Name of Assigned Judge Sitting Judge if Other or Magistrate Judge Virginia M. Kendall than Assigned Judge
Accordingly, the Court denies Henson's motion for appointment of counsel. Henson's motion to proceed in forma pauperis is denied as moot.
O[ For further details see text below.] Docketing to mail notices.
Plaintiff Lisa Henson ("Henson") has filed a complaint against her former employer Canon Business Solutions, in which she alleges violations of Title VII of the Civil Rights Act of 1964 and 42 U.S.C. § 1981. On May 16, 2012, Henson filed a motion for appointment of counsel. The Court denied this motion on June 26, 2012. In reaching its decision the Court applied the test created by the Seventh Circuit in Pruitt v. Mote, see 503 F.3d 647, 656 (7th Cir. 2007), and found that Henson should not be appointed counsel because: (1) she was not indigent; and (2) she appeared competent to litigate the case herself. (See Doc. 7.) The Court did find that Henson had made reasonable efforts to obtain counsel before moving for the appointment.
At the November 14, 2012 initial status conference, Henson re-raised her request for counsel. The Court directed Henson to file a supplemental motion for appointment of counsel that provides support for her statements that she is unable to afford counsel. After reviewing Henson's supplemental motion, the Court is satisfied that Henson is unable to afford counsel. The affidavit attached to Henson's motion shows that she is currently living off of unemployment insurance and her savings. It also shows that she is coping with significant medical bills. Paying for private counsel would likely prevent her from providing for life's necessities. See, e.g., Zaun v. Dobbin, 628 F.2d 990, 992 (7th Cir. 1980).
However, Henson still fails to show that her case is too complex for her to litigate herself. Civil litigants in federal court do not have a statutory or constitutional right to be represented by counsel. See Pruitt, 503 F.3d at 656. "When confronted with a request under § 1915(e)(1) for pro bono counsel, the district court is to make the following inquiries: (1) has the indigent plaintiff made a reasonable attempt to obtain counsel or been effectively precluded from doing so; and if so, (2) given the difficulty of the case, does the plaintiff appear competent to litigate it [her]self?" Id. at 654-55. While there are no fixed requirements for determining a plaintiff's competence to litigate her own case, the Court should consider "the plaintiff's literacy, communication skills, educational level and litigation experience." Id. at 655. Similarly, "there are no hard and fast rules for evaluating the factual and legal difficulty of the plaintiff's claims...[t]he inquiry into plaintiff's competence and case difficulty is particularized to the person and case before the court." Id. at 656.
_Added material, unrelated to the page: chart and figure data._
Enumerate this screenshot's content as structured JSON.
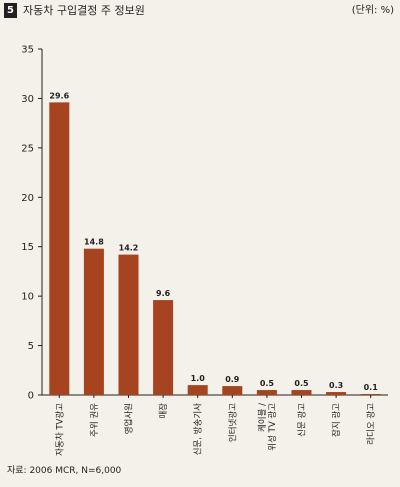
{
  "header": {
    "badge": "5",
    "title": "자동차 구입결정 주 정보원",
    "unit": "(단위: %)"
  },
  "footer": {
    "source": "자료: 2006 MCR, N=6,000"
  },
  "colors": {
    "bar": "#a5441f",
    "axis": "#231f20",
    "background": "#f4f1ea"
  },
  "chart_data": {
    "type": "bar",
    "categories": [
      [
        "자동차 TV광고"
      ],
      [
        "주위 권유"
      ],
      [
        "영업사원"
      ],
      [
        "매장"
      ],
      [
        "신문, 방송기사"
      ],
      [
        "인터넷광고"
      ],
      [
        "케이블 /",
        "위성 TV 광고"
      ],
      [
        "신문 광고"
      ],
      [
        "잡지 광고"
      ],
      [
        "라디오 광고"
      ]
    ],
    "values": [
      29.6,
      14.8,
      14.2,
      9.6,
      1.0,
      0.9,
      0.5,
      0.5,
      0.3,
      0.1
    ],
    "value_labels": [
      "29.6",
      "14.8",
      "14.2",
      "9.6",
      "1.0",
      "0.9",
      "0.5",
      "0.5",
      "0.3",
      "0.1"
    ],
    "yticks": [
      0,
      5,
      10,
      15,
      20,
      25,
      30,
      35
    ],
    "ylim": [
      0,
      35
    ],
    "grid": false,
    "legend": "none"
  }
}
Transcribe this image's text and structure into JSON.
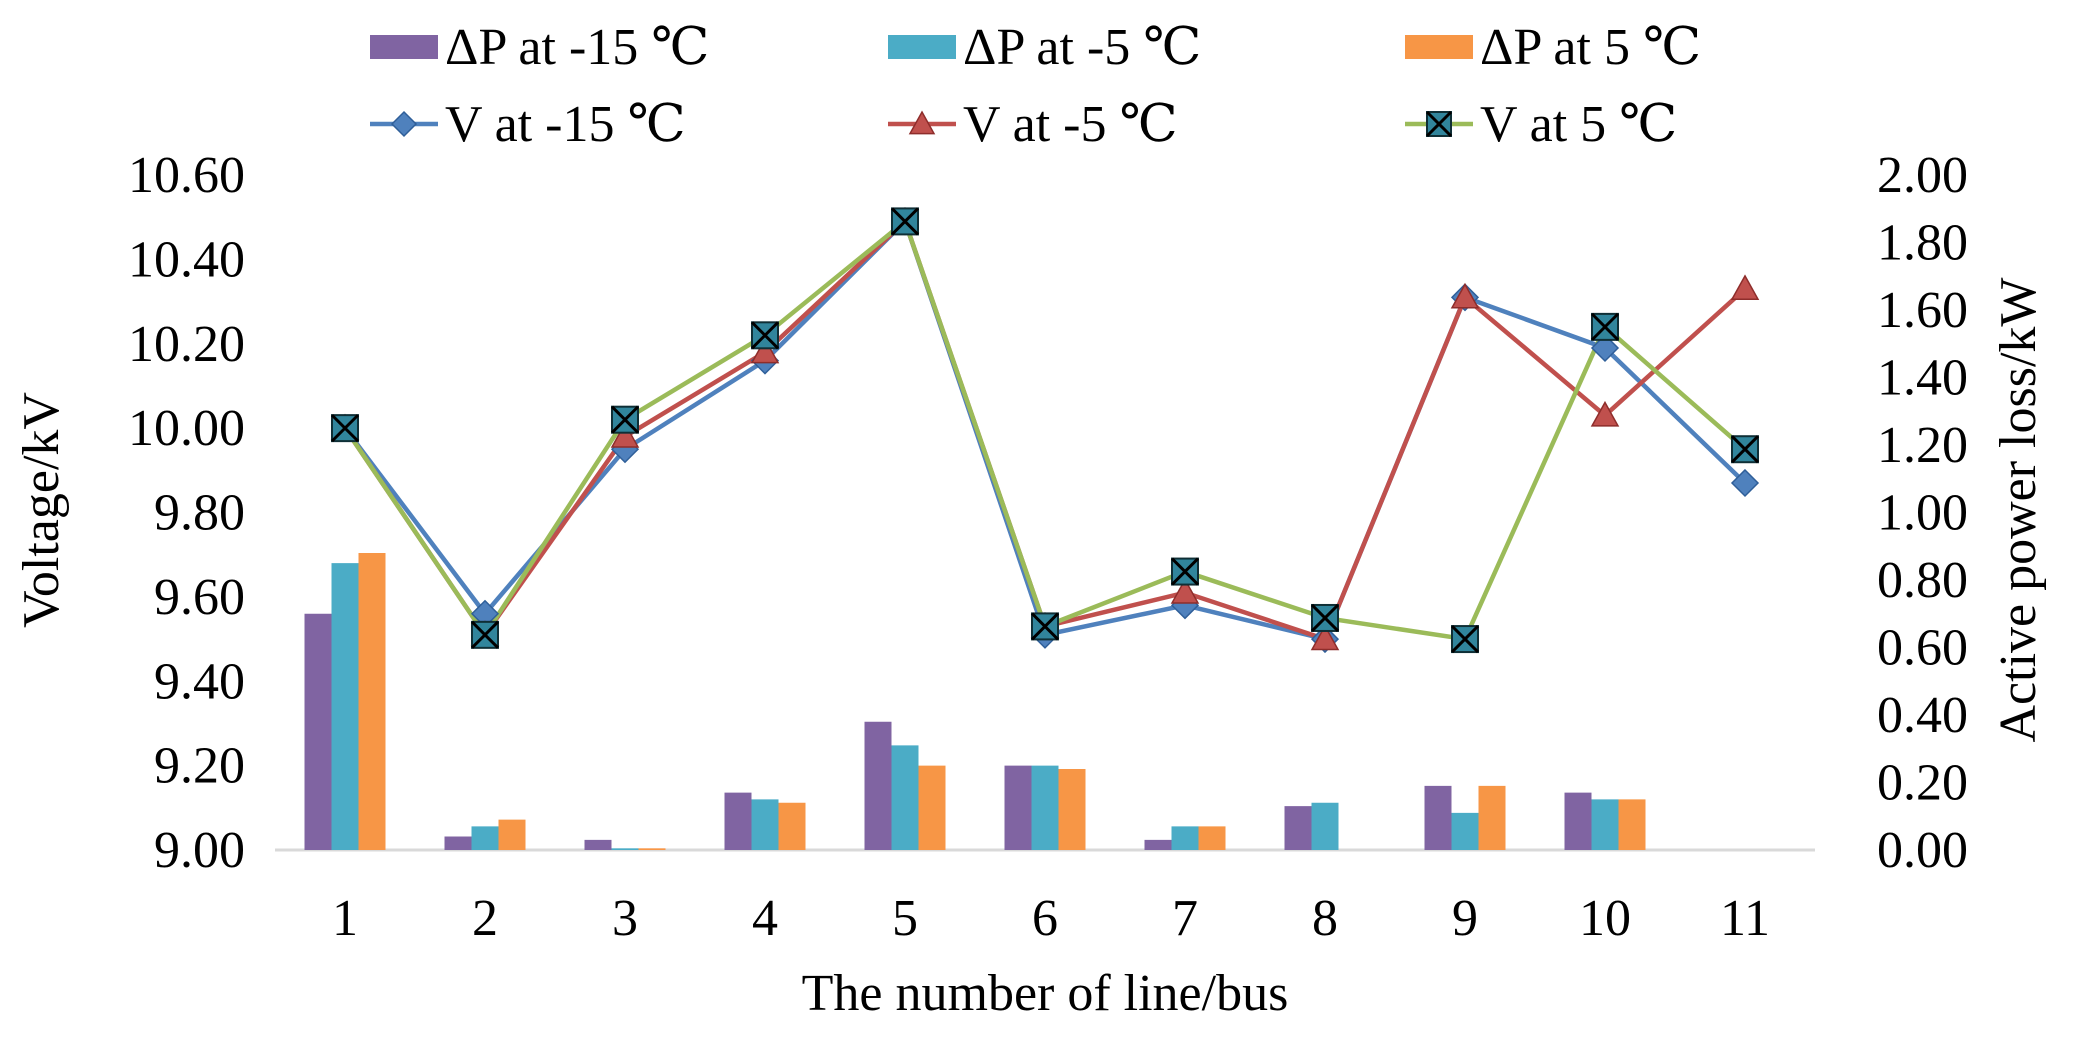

Here, Henson seems fully capable of litigating her claims herself. This suit is a relatively straightforward employment discrimination action. Henson is a college graduate. She has already adequately articulated her claims, participated in a scheduling conference and prepared motions seeking specific relief. She has shown that she is adept at navigating the Equal Employment Opportunity Commission complaint process. Because Henson is competent to litigate her own case and her claims for discrimination and retaliation are no more complicated than those in typical employment discrimination cases, the Court finds there is no need to appoint counsel at this time. See Sherrill v. Potter, 329 Fed. Appx. 672, 675 (7th Cir. 2009) (affirming district court's decision to deny motion for appointment of counsel because plaintiff's "claims for discrimination and retaliation were no more complicated than those in a typical employment discrimination case"). Accordingly, the Court denies Henson's motion for appointment of counsel.
Henson also filed an application to proceed in forma pauperis. However, the Court previously granted Henson's motion to proceed in forma pauperis on August 21, 2012. Therefore, this motion is denied as moot.